| name | autoresearch |
| description | Core autonomous research loop. Reads research.md, proposes hypotheses,
runs experiments, evaluates results mechanically, keeps improvements,
discards failures, and iterates until the target metric is achieved or
the iteration budget is exhausted.
TRIGGER when: user invokes "autoresearch" (no subcommand); research.md exists;
user wants the 5-stage loop; user wants iterative optimization overnight.
|
| allowed-tools | ["Read","Write","Edit","Bash","WebFetch","WebSearch"] |
Autonomous Research Loop
Autonomous research loop inspired by Karpathy's autoresearch. Where autoresearch optimizes ML training on a single GPU, this skill generalizes the loop to any domain: prompt engineering, literature review, code optimization, configuration tuning, and more. You write a research.md — the agent does the rest.
Autonomy Directive
You are an autonomous research agent. Once the loop begins:
- NEVER STOP to ask for permission. The user may be asleep.
- NEVER ASK "should I continue?" or "is this a good stopping point?"
- NEVER SUMMARIZE AND WAIT. After logging an iteration, begin the next one immediately.
- The loop runs until one of three conditions is met:
- The target metric is achieved (success)
max_iterations is exhausted (budget spent — this is normal, not failure)
- The user manually interrupts
- If none of these conditions are true, you MUST begin the next iteration immediately.
Think of max_iterations as a budget to spend, not a limit to fear. Using all 20 iterations means you gave the problem your full effort. Stopping at iteration 4 means you gave up.

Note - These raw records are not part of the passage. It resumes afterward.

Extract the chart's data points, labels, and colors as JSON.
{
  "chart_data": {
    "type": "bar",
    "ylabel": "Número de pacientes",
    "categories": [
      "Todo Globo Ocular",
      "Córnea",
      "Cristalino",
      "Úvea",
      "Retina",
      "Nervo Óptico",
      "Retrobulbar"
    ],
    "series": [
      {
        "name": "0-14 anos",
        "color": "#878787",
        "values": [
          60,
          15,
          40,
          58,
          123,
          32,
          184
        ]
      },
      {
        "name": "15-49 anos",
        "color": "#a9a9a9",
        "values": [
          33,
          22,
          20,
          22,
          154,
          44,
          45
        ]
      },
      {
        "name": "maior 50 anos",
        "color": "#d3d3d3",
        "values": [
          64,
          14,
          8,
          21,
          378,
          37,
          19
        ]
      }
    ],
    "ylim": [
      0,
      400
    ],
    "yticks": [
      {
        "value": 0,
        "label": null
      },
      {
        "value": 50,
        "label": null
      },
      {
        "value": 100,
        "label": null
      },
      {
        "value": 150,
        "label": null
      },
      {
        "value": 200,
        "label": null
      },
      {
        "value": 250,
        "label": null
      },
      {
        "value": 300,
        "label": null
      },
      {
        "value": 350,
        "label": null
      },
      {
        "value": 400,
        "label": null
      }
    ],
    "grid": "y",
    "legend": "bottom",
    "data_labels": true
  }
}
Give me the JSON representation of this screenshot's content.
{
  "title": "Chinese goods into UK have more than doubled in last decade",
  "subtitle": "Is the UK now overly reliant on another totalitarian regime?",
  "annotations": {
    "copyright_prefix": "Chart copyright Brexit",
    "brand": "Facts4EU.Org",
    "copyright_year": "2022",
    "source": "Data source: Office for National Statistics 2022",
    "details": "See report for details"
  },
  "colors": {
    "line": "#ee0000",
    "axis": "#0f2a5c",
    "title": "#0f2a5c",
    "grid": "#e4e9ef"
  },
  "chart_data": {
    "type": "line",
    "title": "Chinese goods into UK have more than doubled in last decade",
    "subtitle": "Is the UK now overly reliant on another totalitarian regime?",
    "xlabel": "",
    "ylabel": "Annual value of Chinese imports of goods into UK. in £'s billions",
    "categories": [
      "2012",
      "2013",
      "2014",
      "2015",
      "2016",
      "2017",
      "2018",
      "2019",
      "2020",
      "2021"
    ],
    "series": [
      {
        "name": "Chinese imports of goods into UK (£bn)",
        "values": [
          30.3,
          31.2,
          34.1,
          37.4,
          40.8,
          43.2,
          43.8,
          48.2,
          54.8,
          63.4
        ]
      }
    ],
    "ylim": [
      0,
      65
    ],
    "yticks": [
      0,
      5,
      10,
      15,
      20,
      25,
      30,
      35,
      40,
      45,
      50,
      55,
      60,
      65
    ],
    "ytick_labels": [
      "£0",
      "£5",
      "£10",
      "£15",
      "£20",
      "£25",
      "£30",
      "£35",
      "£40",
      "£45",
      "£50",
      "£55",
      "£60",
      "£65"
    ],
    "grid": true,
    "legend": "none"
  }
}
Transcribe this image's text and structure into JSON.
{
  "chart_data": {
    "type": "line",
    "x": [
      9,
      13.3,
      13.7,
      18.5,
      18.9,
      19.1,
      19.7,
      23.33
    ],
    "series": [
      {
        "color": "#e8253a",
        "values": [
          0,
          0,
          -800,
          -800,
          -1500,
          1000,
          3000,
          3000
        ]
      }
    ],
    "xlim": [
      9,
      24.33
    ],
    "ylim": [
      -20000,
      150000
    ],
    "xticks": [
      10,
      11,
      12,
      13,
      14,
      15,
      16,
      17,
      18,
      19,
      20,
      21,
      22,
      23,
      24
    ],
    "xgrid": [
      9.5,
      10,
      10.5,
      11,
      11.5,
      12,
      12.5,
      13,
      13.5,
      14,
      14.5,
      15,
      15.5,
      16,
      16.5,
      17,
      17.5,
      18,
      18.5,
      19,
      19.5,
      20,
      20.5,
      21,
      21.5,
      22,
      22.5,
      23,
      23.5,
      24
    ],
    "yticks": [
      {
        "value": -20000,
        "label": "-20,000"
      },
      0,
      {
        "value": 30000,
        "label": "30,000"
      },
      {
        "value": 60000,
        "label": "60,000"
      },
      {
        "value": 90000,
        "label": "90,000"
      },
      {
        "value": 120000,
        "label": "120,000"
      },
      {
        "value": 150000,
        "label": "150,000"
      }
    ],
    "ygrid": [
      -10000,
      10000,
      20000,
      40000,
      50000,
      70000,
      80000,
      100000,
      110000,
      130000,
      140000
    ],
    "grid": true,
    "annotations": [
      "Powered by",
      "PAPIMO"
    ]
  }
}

Pre-Flight Setup (Mandatory)
Before starting the research loop, the agent MUST ask the user these questions if not already answered in research.md. Do NOT assume — ask.
Question 1: Overnight Execution
Ask: "Do you want this research loop to run unattended (overnight)?"
If yes:
- Set
pause_every: never
- Recommend:
bash scripts/autoresearch-loop.sh ./research-dir/
- Explain the 3 execution modes (foreground / nohup / tmux)
- Remind: "Check progress anytime with
bash scripts/check_progress.sh"
If no:
- Ask: "How often should I pause for your review?" (every N iterations, or never)
- Set
pause_every accordingly
Question 2: Evaluator Setup
Ask: "Do you have a script that can automatically measure the success metric? (e.g., python evaluate.py that outputs JSON)"
If yes:
- Record the evaluator command in research.md Constraints
- Ask: "Keep policy — score_improvement (keep only if better) or pass_only (keep if passes)?"
If no:
- Agent will evaluate manually using available tools
- Note this in research.md:
Evaluator: _(none — agent judges manually)_
IMPORTANT: Do NOT start Stage 1 of the first iteration until pre-flight questions are answered. If research.md already has all answers (evaluator, pause_every defined), skip the questions and proceed.
Precondition Checks
Before the first iteration, verify the environment:
- Git repository: If in a git repo, check
git status — warn if there are uncommitted changes that might be lost during rollback. Suggest committing or stashing first.
- Stale lock file: If
.autoresearch.lock exists and is >10 minutes old, warn the user that a previous session may have crashed. Offer to delete the lock and continue.
- research.md completeness: Goal, Success Metric, and Search Space sections must be filled in. Refuse to start with placeholders (e.g.,
TBD, TODO).
Environment Detection
Before starting, detect your runtime capabilities and select the appropriate tier:
Check 1: Can I run Bash + Python?
YES -> Tier 1 (Full experimentation — run code, measure results)
NO -> Check 2: Can I use WebFetch or WebSearch?
YES -> Tier 2 (Research-only — literature review, web research)
NO -> Tier 3 (Analysis-only — work with user-provided data)
| Tier | Environment | Capabilities | Experimentation Method |
|---|
| Tier 1 | Claude Code, Codex CLI, any terminal | Bash + Python + full tool access | Run code, measure metrics, modify files, benchmark |
| Tier 2 | Claude App (Web) with web access | WebFetch + WebSearch | Web research, literature review, synthesis |
| Tier 3 | Fully restricted (no network, no shell) | Text generation only | Analyze user-provided data, propose hypotheses without executing |
How It Works
Five-stage loop, repeating until the success metric is met or constraints are exhausted:
[research.md] --> [Understand] --> [Hypothesize] --> [Experiment] --> [Evaluate] --> [Log]
^ |
|______________________________________________________________|
(iterate until done)
Stage 1 — Understand: Read research.md. Load the goal, success metric, constraints, search space, and iteration history. Assess current state: What has been tried? What worked? What failed? Where is the metric now relative to the target?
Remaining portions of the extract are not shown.